Protokoll der Sitzung vom 23.03.2011

Minister Rupprecht hatte zu Anfang der Legislaturperiode zur Chefsache erklärt, die Zahl der Schulabgänger ohne Abschluss reduzieren zu wollen. Genau das täte man mit guter inklusiver Beschulung. Passiert ist wenig, und jetzt geht sogar wohl der Anspruch unter der allradgetriebenen Macht der Sparbeschlüsse unter. Wir sind gespannt, mit wie viel PS die neue Ministerin das Thema fährt. Allerdings muss ich ehrlich sagen: Die Antwort auf die heute früh gestellte Frage nach der Zukunft der Förderschule in Guben, wo die Möglichkeit inklusiver Beschulung überhaupt nicht einbezogen wurde, hat mir nicht sehr viel Mut gegeben.

(Beifall GRÜNE/B90)

Frau Abgeordnete von Halem, Sie haben Ihre Redezeit deutlich überschritten.
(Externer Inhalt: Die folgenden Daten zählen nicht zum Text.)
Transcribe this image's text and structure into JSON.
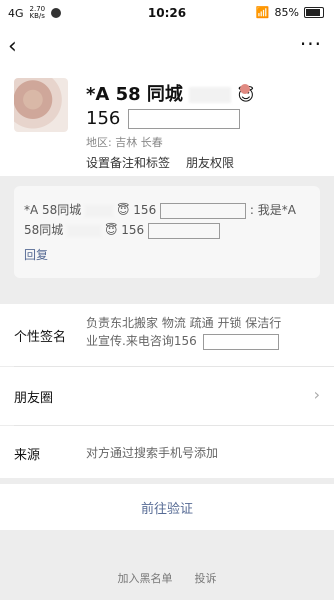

Für die Landesregierung spricht Ministerin Münch.

Ministerin für Bildung, Jugend und Sport Dr. Münch

Herr Präsident! Meine sehr geehrten Damen und Herren! Ich glaube, dass vieles von dem, was wir in dieser Debatte gehört

haben, dem Grundthema, um das es uns geht, nämlich die Inklusion, höchst unangemessen ist. Da beziehe ich ausdrücklich Ihren Beitrag am Schluss ein, Frau von Halem. Ich weigere mich, auf eine solche Frage zu antworten. Das, was unser Problem ist, hat sich auch in dieser Debatte gezeigt: Zum großen Teil ein diffuses Gefühl von Panikmache, Angstmache, Fehlinformationen und Missverständnissen. Das ist nicht der richtige Weg, mit dem Thema Inklusion umzugehen.

(Beifall SPD und DIE LINKE)

Kinder und Jugendliche mit sonderpädagogischem Förderbedarf brauchen verstärkt unsere Aufmerksamkeit und Zuwendung, und wir werden auch in Zukunft unseren Beitrag dazu leisten. Aber die Fokussierung auf den Lernort Förderschule ist dabei zu kurz gegriffen, und ich weiß nicht, woher Sie Ihre Behauptung nehmen, dass die Förderschulen Spaßnahmen zum Opfer fielen.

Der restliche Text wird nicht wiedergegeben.